‘Pay it forward’: Alumnus mentors others to plan for future, helps revitalize local community

Contact: Deanne Puca

A graphic showing arms of various skin tones outstretched under the words "Black History Month."

February is Black History Month, an annual celebration of achievements and a time to recognize the important role Black history plays in U.S. and Western history. This month, the University is celebrating Bronco alumni who’ve inspired change, pushed boundaries and paved the way for so many.

KALAMAZOO, Mich.—Alumnus and former student-athlete Jamauri Bogan learned at a young age the importance of having a safety net while also helping others. His mother let him job shadow her at insurance company Prudential Financial near his hometown of Union, New Jersey, when he was just 12 years old. The experience sparked an interest in personal investing and planning for a future that extends beyond himself.

Jamauri Bogan

Whether in the classroom at Western Michigan University's Haworth College of Business or on the field at Waldo Stadium, he carried his passion to help others as a teammate, mentor and ultimately entrepreneur. He also made time to talk to area young people about investing while finishing his bachelor's and master's degrees in business at an accelerated rate in 2018 and 2019, respectively, all while playing football for the Broncos as a running back from 2014-18.

"Anything you do in life requires a great deal of focus and attention, as well as good people around you who are willing to help you," he says. "Growing up and at Western, we learned focus and drive but also about the importance of giving back. Everything I do revolves around that."

While at Western, he won numerous awards for his community service. At the 2019 Famous Idaho Potato Bowl, he was honored with the Humanitarian Award. That same year, he was featured in a Fox Sports Detroit story about his financial literacy and leadership class he taught to male athletes at Loy Norrix High School in Kalamazoo.

In 2018 while still playing football and obtaining a master’s degree, he partnered with teammate Curtis Doyle, a 2018 alumnus, and started real estate company Nekton Investments to purchase and restore blighted properties. Later that year, they purchased their first home for $2,500 and learned how to make hard decisions regarding contractors, raise capital for a real estate transaction and build relationships that extend after a transaction. The experience showcased his ability to deliver sizable returns to investors, and they continue to purchase and restore blighted properties today.

In 2020, Bogan launched Bogan Developments, a real estate development company focused on tackling the needs of moderate- to low-income communities through mixed-income developments. This includes affordable housing and access to affordable child care.

Jamauri Bogan in the Greenleaf Trust Trading Room  Bogan in the Greenleaf Trust Trading Room

Access to facilities such as Haworth's Greenleaf Trust Trading Room helped Bogan hone his financial literacy skills as a student.

Looking out for community

Bogan serves on various nonprofit boards of directors, including Kalamazoo Brownfield Redevelopment Authority, Kalamazoo Economic Development Corporation, Community HomeWorks, Kalamazoo Downtown Partnership and First Tee Golf, as well as committees, like Big Brothers Big Sisters Junior Leadership Committee and Western's Real Estate Committee.

"I continue to learn every day. As I learn, I want to give that knowledge back," Bogan says, adding he continues to mentor young people.
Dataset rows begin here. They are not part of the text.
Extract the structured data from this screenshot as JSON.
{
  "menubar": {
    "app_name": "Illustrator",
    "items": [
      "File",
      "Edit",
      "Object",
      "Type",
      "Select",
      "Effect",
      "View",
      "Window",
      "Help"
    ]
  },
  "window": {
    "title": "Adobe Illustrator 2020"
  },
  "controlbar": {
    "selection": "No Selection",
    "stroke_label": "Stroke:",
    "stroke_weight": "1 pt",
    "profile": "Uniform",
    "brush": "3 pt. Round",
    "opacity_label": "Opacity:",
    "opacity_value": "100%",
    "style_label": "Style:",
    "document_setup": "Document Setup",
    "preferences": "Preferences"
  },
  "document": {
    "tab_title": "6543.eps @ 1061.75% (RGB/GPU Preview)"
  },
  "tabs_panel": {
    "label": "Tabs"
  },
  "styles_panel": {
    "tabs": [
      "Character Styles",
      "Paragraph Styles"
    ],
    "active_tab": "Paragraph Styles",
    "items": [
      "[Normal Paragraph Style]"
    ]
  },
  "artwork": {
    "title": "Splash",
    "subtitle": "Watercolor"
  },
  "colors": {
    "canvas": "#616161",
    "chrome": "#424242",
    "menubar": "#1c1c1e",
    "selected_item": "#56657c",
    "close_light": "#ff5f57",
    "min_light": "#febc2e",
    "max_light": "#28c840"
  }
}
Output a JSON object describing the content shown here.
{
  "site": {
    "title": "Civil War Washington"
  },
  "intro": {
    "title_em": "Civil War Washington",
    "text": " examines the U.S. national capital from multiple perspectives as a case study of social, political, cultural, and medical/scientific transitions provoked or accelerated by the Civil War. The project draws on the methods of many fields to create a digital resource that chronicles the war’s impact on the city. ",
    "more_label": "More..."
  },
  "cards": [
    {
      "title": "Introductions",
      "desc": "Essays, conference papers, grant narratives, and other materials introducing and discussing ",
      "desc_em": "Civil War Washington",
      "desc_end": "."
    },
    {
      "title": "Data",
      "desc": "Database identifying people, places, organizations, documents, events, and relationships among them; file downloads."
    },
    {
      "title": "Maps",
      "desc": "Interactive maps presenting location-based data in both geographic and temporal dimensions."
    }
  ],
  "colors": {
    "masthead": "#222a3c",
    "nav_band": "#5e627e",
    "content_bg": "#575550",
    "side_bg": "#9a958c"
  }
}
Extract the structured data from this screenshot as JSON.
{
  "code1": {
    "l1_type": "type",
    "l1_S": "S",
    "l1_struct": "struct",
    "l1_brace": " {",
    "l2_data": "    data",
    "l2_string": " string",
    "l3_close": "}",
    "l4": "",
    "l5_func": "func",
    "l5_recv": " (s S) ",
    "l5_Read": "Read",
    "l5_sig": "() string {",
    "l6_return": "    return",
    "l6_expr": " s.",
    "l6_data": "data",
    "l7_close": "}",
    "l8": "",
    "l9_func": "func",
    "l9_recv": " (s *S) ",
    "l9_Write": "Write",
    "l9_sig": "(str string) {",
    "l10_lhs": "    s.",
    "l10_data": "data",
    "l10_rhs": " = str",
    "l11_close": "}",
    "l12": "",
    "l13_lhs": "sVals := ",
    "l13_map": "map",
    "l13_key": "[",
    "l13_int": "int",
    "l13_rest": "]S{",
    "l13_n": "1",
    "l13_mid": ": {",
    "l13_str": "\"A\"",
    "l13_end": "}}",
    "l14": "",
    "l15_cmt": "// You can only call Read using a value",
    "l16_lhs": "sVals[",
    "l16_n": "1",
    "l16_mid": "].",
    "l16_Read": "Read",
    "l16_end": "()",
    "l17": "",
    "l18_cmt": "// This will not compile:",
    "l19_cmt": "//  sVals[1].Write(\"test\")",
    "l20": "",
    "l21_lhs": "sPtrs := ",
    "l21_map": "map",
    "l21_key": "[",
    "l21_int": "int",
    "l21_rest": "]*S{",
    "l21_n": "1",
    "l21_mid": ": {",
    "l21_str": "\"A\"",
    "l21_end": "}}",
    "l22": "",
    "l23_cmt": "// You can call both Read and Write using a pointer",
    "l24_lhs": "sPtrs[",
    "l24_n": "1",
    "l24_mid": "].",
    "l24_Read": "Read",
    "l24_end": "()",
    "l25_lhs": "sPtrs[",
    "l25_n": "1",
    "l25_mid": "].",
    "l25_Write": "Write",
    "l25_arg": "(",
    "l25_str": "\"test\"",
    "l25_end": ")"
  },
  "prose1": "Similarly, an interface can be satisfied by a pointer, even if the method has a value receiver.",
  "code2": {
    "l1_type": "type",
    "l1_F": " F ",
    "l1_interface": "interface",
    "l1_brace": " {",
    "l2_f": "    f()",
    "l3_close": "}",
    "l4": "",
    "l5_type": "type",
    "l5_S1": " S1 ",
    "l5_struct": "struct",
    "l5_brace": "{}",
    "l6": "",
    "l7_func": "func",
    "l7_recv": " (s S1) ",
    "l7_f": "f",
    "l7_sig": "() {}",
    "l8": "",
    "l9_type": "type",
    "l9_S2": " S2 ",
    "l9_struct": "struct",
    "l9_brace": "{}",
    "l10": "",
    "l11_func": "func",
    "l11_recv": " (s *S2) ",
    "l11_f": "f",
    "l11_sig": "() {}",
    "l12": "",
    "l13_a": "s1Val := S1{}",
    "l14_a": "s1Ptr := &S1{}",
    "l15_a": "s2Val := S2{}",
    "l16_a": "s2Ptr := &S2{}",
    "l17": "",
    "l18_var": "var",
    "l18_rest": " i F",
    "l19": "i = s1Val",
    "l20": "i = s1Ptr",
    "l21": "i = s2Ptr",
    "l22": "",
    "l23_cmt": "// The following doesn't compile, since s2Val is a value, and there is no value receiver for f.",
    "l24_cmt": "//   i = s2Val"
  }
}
Yet talking to people about financial planning for their future can be challenging if they are living day to day, Bogan says. Investing is "a patient man's game. When you're putting together a plan for budgeting, insurance and investments, all these things can be for 50 years in advance," he says. "When some people are just trying to pay the bills today and their kids are hungry, they're not thinking about their legacy and what 'could be' years down the road.

"And they don't know how to invest, because they've never been exposed to information," he adds. " I hope to make them curious, have them start chasing this, help them make decisions that will help them and this community."

Besides curiosity and drive, Bogan says there is the "power of a college degree" which contributed to his success—not only for the knowledge he obtained at Western but the relationships as well.

"There are many people who advocated for me. This community is important to me, and I want to pay it forward."